El francés Gustave Doré, en su óleo “Las océanides” (1860), romantizó la figura de la brujas al representarlas desnudas sobre una roca en medio del mar, en cuya cúspide se encuentra encadenado Prometeo -obra de Esquilo 460 y 450 a.C. La paleta de azules fondea el cielo y el océano presentando un grupo de mujeres, dramáticamente iluminadas, sosegadas después de ser arrastradas por la corriente. En la cúspide de la piedra el titán las observa, mientras cumple la condena impuesta por Zeus por robarse una chispa del fuego de los dioses para darlo a los hombres.
El español Luis Ricardo Falero representó al Sabbat en “Brujas yendo al Sabbat” (1878). En el óleo se advierte la composición matemática por la espiral áurica -desde un punto central se expande-. El dinamismo hipnótico entre la niebla está conformado por brujas desnudas, esbeltas, con expresiones de placer y posesión demoniaca, observadas desde una esquina por una bruja montada en su escoba -elemento fálico-. El enigmático macho cabrío lleva en su lomo a una de las brujas.
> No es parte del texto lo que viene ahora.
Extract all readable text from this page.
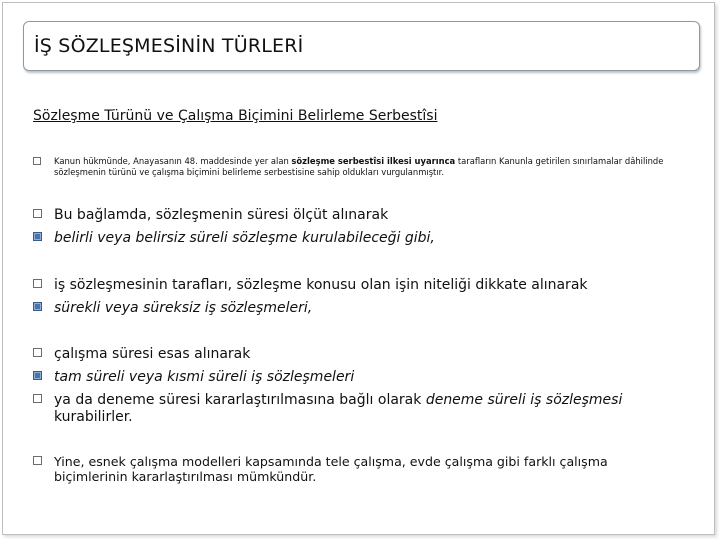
İŞ SÖZLEŞMESİNİN TÜRLERİ
Sözleşme Türünü ve Çalışma Biçimini Belirleme Serbestîsi
Kanun hükmünde, Anayasanın 48. maddesinde yer alan sözleşme serbestîsi ilkesi uyarınca tarafların Kanunla getirilen sınırlamalar dâhilinde sözleşmenin türünü ve çalışma biçimini belirleme serbestisine sahip oldukları vurgulanmıştır.
Bu bağlamda, sözleşmenin süresi ölçüt alınarak
belirli veya belirsiz süreli sözleşme kurulabileceği gibi,
iş sözleşmesinin tarafları, sözleşme konusu olan işin niteliği dikkate alınarak
sürekli veya süreksiz iş sözleşmeleri,
çalışma süresi esas alınarak
tam süreli veya kısmi süreli iş sözleşmeleri
ya da deneme süresi kararlaştırılmasına bağlı olarak deneme süreli iş sözleşmesi kurabilirler.
Yine, esnek çalışma modelleri kapsamında tele çalışma, evde çalışma gibi farklı çalışma biçimlerinin kararlaştırılması mümkündür.
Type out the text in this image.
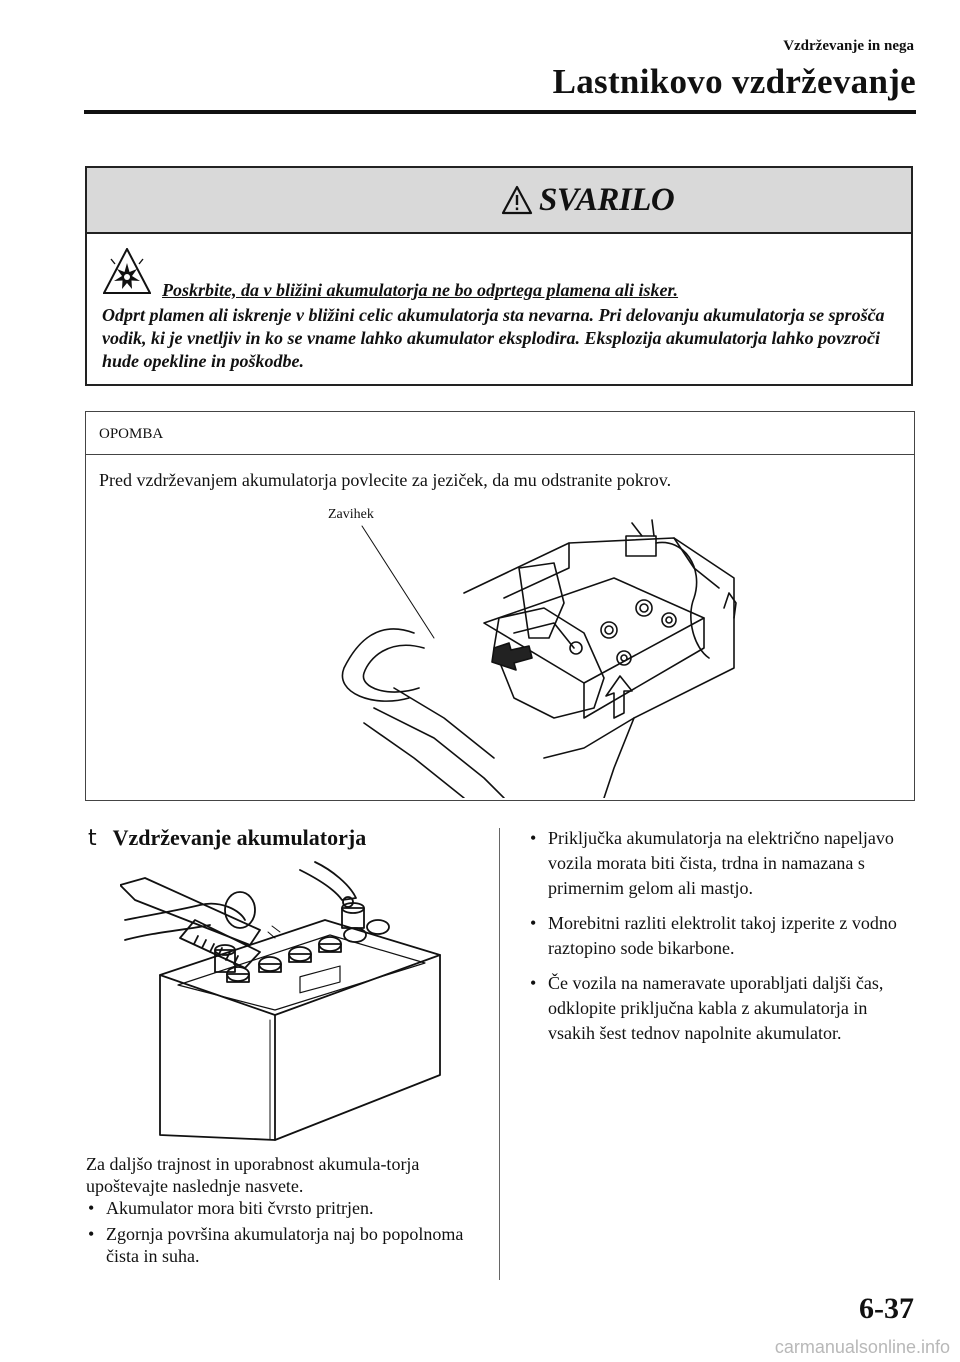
Vzdrževanje in nega
Lastnikovo vzdrževanje
SVARILO
Poskrbite, da v bližini akumulatorja ne bo odprtega plamena ali isker.
Odprt plamen ali iskrenje v bližini celic akumulatorja sta nevarna. Pri delovanju akumulatorja se sprošča vodik, ki je vnetljiv in ko se vname lahko akumulator eksplodira. Eksplozija akumulatorja lahko povzroči hude opekline in poškodbe.
OPOMBA
Pred vzdrževanjem akumulatorja povlecite za jeziček, da mu odstranite pokrov.
Zavihek
t Vzdrževanje akumulatorja
Za daljšo trajnost in uporabnost akumula-torja upoštevajte naslednje nasvete.
• Akumulator mora biti čvrsto pritrjen.
• Zgornja površina akumulatorja naj bo popolnoma čista in suha.
• Priključka akumulatorja na električno napeljavo vozila morata biti čista, trdna in namazana s primernim gelom ali mastjo.
• Morebitni razliti elektrolit takoj izperite z vodno raztopino sode bikarbone.
• Če vozila na nameravate uporabljati daljši čas, odklopite priključna kabla z akumulatorja in vsakih šest tednov napolnite akumulator.
6-37
carmanualsonline.info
Completan la escena una salamandra, un gato negro, un pelícano y un murciélago, rumbo al jardín del diablo. Es evidente la fascinación que las brujas ejercían en Falero: dos años después pintó “Bruja yendo al aquelarre” (1880), como testigo la luna llena por donde cruza un murciélago, animal nocturno que sale de la cueva para acompañar los rituales.
Lovis Corinth, pintor alemán, representó el carácter sexual de estos seres en “Brujas” (1897). En el fondo claroscuro, un grupo de brujas ancianas realiza un ritual para la bruja joven y bella por medio del cual le transmiten sus poderes y secretos. Los conocimientos ancestrales se pasaban entre generaciones, aunque las que poseían poderes especiales inventaban sus propios hechizos.
Las congregaciones de brujas estaban presididas por un Gran Brujo o la reina del Sabbat; ellos recepcionaban a las mujeres que deseaban sellar sus votos con el maligno a través de ritos de iniciación. La ceremonia se completaba con el osculum obscenum -beso en el ano del oficiante-. Varias ilustraciones que Martin van Maële realizó para el libro de Jules Michelet “La Bruja” representan la ceremonia de entrega a Satán.
“Biblis” (1884), del pintor francés William A. Bouguereau, representa a la iniciada desnuda en el momento que se entrega a Lucifer durante el Bautismo Satánico. Túnica negra, amuletos, brasero con carbón, incienso, velas, música, tierra y agua salada, era lo necesario para que la debutante, vestida de blanco, renunciara a sus creencias y se despojara del estorbo de su ropaje.
El suizo John Henry Fuseli volcó su pasión por las brujas y demonios en varios de sus óleos. “La bruja de la noche visitando a las brujas de Laponia” (1796), ilustra un pasaje del Paraíso Perdido. La bruja viaja por los aires atraída por la sangre infantil. En “Kate, la loca” (1807), Fuseli representa a una mujer trastornada por los poderes del más allá, y en “Pesadilla nocturna” un demonio se posa sobre la mujer que duerme tendida. Sin duda, la figura de la bruja lo hechizó.
La Edad de las Brujas se ubica entre la Edad Media y la Moderna, tanto por el impacto social como por su proliferación, paradójicamente, resultado del cristianismo que las visibilizó y confrontó. Lo público se volvió oculto, objeto de persecución y pena de muerte para quienes se entregaban a los placeres con el Príncipe de la Noche.